When the good ship London went down, the captain was told that there was a way of escape in one of the life-boats. He said—“No; I will go down with the rest of the passengers!” All the world acknowledged that heroism.
Can you not deny yourself insignificant indulgences for the good of others? Be not allured by the fact that you drink only the moderate beverages. You take only ale; and a man has to drink a large amount of it to become intoxicated. Yes; but there is not in all the city to-day an inebriate that did not begin with ale.

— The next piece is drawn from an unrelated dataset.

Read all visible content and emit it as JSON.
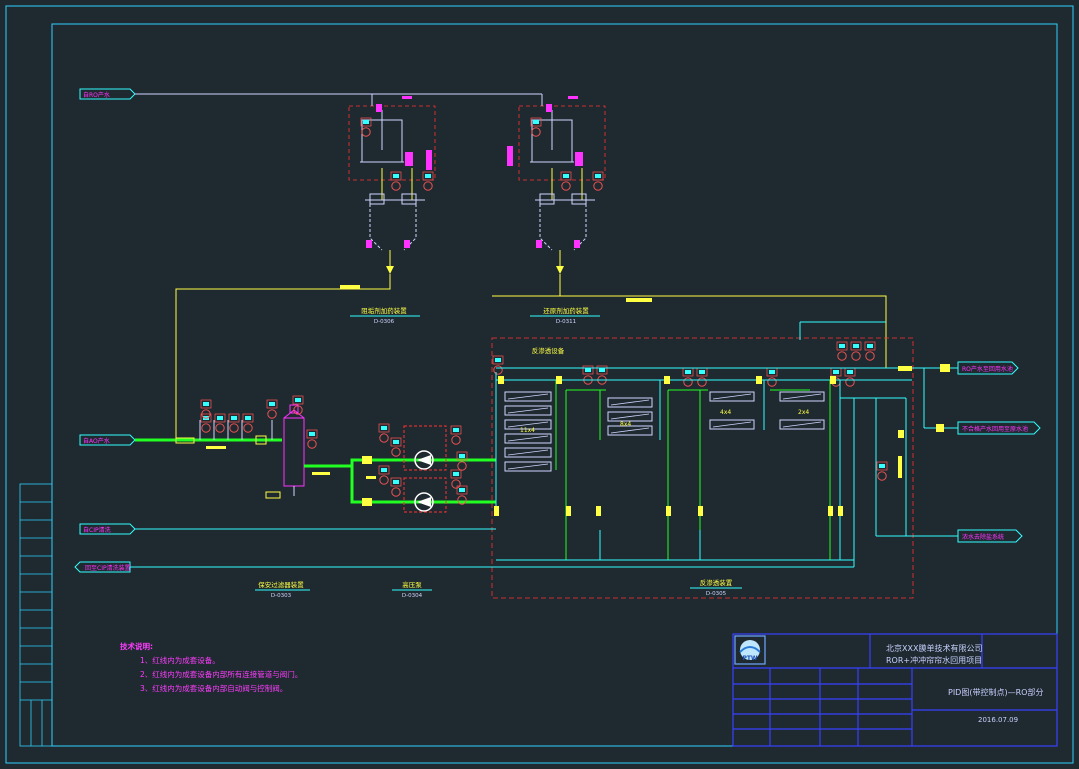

“XXX:” What does that mark mean? XXX on the beer-barrel: XXX on the brewer’s dray: XXX on the door of the gin-shop: XXX on the side of the bottle. Not being able to find any one who could tell me what this mark means, I have had to guess that the whole thing was an allegory: XXX—that is, thirty heartbreaks. Thirty agonies. Thirty desolated homes. Thirty chances for a drunkard’s grave. Thirty ways to perdition.
“XXX.” If I were going to write a story, the first chapter would be XXX.; the last—“A pawnbroker’s shop.”
Be watchful! At this season all the allurements to dissipation will be especially busy. Let not your flight to hell be in the winter.
I also remark that the winter evenings, through their very length, allow great swing for indulgences. Few young men would have the taste to go to their room at seven o’clock, and sit until eleven, reading Motley’s Dutch Republic or John Foster’s Essays. The young men who have been confined to the store all day want fresh air and sight-seeing; and they must go somewhere. The most of them have, of a winter’s evening, three or four hours of leisure. After the evening repast, the young man puts on his hat and coat and goes out.
“Come in here,” cries one form of allurement.
“Come in here,” cries another.
“Go;” says Satan. “You ought to see for yourself.”
“Why don’t you go?” says a comrade. “It is a shame for a young man to be as green as you are. By this time you ought to have seen everything.”
Especially is temptation strong in such times as this, when business is dull. I have noticed that men spend more money when they have little to spend.